Whether it involves trying to do things “differently from what we have always done,” even with tiny actions at the start, or through more radical changes, it is action that allows one to overcome the blocking factor. It can sometimes be not sending a text message when one would have “always done it that way” and it causes arguments; it can be confronting a fear little by little (getting close to a spider, even from afar, rather than turning one’s eyes away)...

And this movement is also linked to what is happening in our body. That is why I chose to train in body-oriented psychotherapeutic approaches (see my other article distinguishing the different forms of body-oriented therapies [https://www.coherentia.fr/post/mon-corps-mon-allié]).

Putting one’s body into motion, reconnecting with it, learning again to love it, to trust it, taking the time to let emotions express themselves through physical exercises, dance, etc., are all actions that make it possible to reassure oneself, to feel better, to make peace with oneself, to repair oneself.
Thus, after understanding, we act by, with, and for ourselves. And therefore in our relationship with others and with the world.

“Transform” oneself to live and be better
The alchemists believed that lead could be transformed into gold. From a symbolic point of view, lead is us “before,” it is that version of ourselves that we no longer really like or no longer like very much. Gold is what we want to strive toward; it is what some call our “better version.” I do not really subscribe to this widespread expression because it assumes 1) that there is a predefined “better version” in advance (but which one?!!) and 2) because it can be misunderstood and too strongly oriented toward a search for performance, which is not at all the desired goal.

“Transformation” is that sometimes long process, sometimes strewn with many stages, sometimes discouraging because it does not happen fast enough, through which we change our view of ourselves, of the world, of what has happened to us, in order little by little to reach the point where it no longer clutters us, no longer weighs us down. We do not make it disappear; we soften its colors and brightness, like a photograph fading under the effect of the sun.

A beautiful metaphor for what therapy can bring: Kintsugi, the Japanese tradition of repairing broken ceramics with a lacquer sprinkled with gold, silver, or platinum powder, thus highlighting the cracks instead of hiding them.

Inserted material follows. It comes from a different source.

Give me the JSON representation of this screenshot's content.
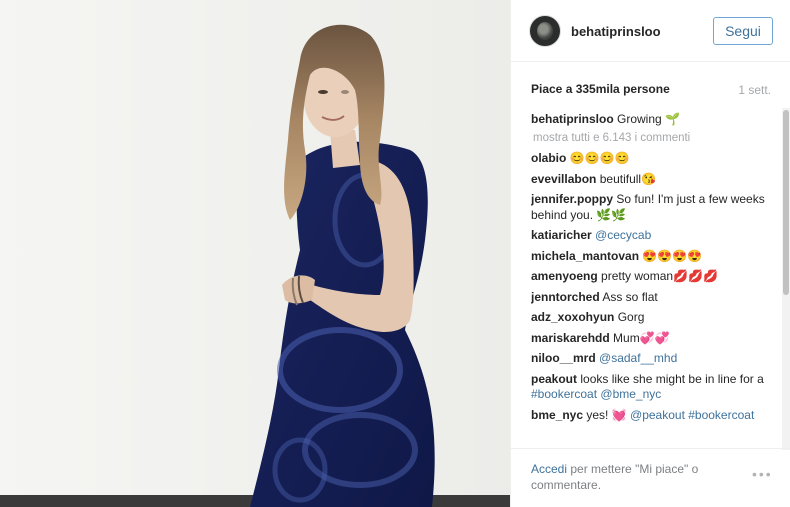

To transform is to start from a material, from an initial situation, assess all its characteristics, ask oneself what one would like to arrive at, and put in place all the gestures and actions that make it possible to move toward that goal. The goal itself also evolving throughout the process.

Through training in coaching, psychology, and psychotherapy, and through my own personal work, I understood that I was mistaken when I was 20. If therapy “repairs,” it is not by allowing a return to a state prior to the trauma or the problems encountered. No, therapy “repairs” by offering the possibility of rebuilding oneself differently, using the gold dust that life offers us and having the courage to get moving toward the Self.